Furious, Ricky decides to put Lucy on a strict timeline. “I’m making out a schedule so you can budget your time,” he says. “Budget my time?” asks Lucy. “Like I budget my money?” (“Heaven forbid!” says Ricky.) His plan is to ask Mr. Littlefield and his wife over for dinner, where he’ll be able to show off how he turned his tardy wife into a timely wonder. Unfortunately for Ricky, Mrs. Littlefield tips Lucy off ahead of time in a spirit of sisterly solidarity, revealing that she and her husband were invited to “watch her perform.”

And perform she does, with the help of Ethel and Mrs. Littlefield, staging a meal so speedy that no one can finish a course or a conversation. (My favorite moment: Ethel throwing biscuits from the kitchen to the dining room instead of carrying them.)
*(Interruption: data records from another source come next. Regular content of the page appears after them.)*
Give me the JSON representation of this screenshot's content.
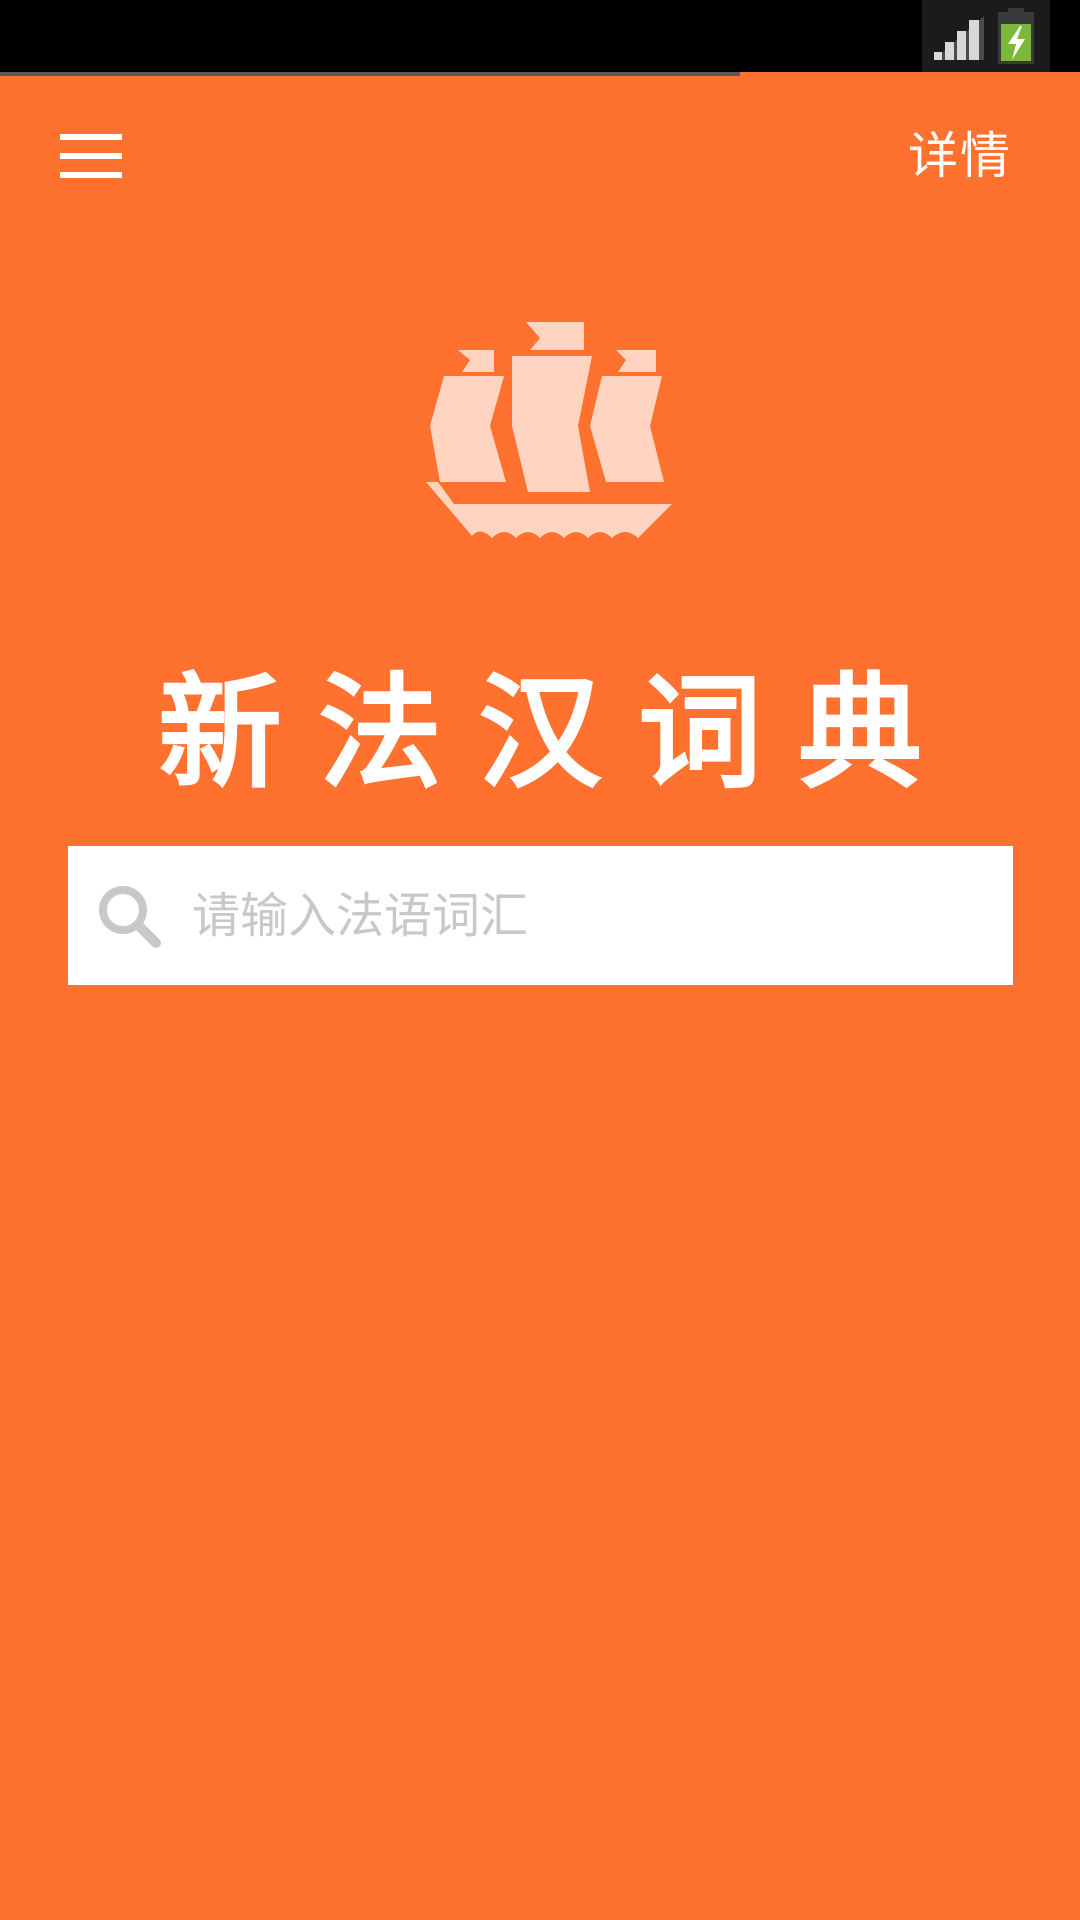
{
  "app": {
    "title": "新法汉词典"
  },
  "toolbar": {
    "details_label": "详情"
  },
  "search": {
    "placeholder": "请输入法语词汇"
  },
  "icons": {
    "menu": "hamburger-menu-icon",
    "logo": "sailing-ship-icon",
    "search": "search-icon",
    "signal": "signal-strength-icon",
    "battery": "battery-charging-icon"
  },
  "colors": {
    "background": "#ff712e",
    "logo": "#ffd5c1",
    "text": "#ffffff",
    "placeholder": "#c8c8c8",
    "search_icon": "#c8c8c8",
    "battery": "#7cb83a"
  }
}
Ricky should’ve known better than to try to change Lucy’s stripes, as his previous attempts consistently backfired. But while not every punctually-challenged person is as stubborn or willful as Lucy, I’m not sure any of us can be reformed.

I once heard Dr. Phil say that people who have a problem with being on time are “arrogant” by nature because they don’t consider how their actions affect others. I vehemently disagree with this theory. When I’m late for something, say, a dentist’s appointment, it’s not like I breeze obliviously into the office and expect a warm, accommodating welcome. On the contrary, I spend the drive to the dentist sweating and cursing at stoplights and start apologizing profusely the second I burst through the door. I’m aware of the fact that people are negatively impacted by my delinquent arrival, and I feel horrible about it. Still, the pattern is firmly in place: First, the clock magically speeds itself up when I’m not looking. Then, once I take notice of the time, I enter into a sort of panic-induced paralysis. The floors turn into quicksand, my eyes glaze over and all I can hear in my head is the tick, tick, tick of the mounting minutes.

I imagine this is what Lucy felt standing at her closet door, contemplating what to wear to dinner with Mr. Littlefield. Ricky’s repeated nagging certainly didn’t help. While you might expect that telling someone to hurry up would make them, well, hurry up, in my experience it only adds to the immobilization.

So yes, Lucy was always late and it drove everyone around her nuts and I undoubtedly drive everyone around me nuts. Ironically, I think it was Lucille Ball (off-camera) who offered the most pragmatic take on this type of inherent personality flaw. “I think knowing what you cannot do is more important than knowing what you can,” she said.

It sounds counterintuitive, to plan life around your limitations – but at the same time, it makes more sense than anything else.

Most importantly, it’s what Lucy would do.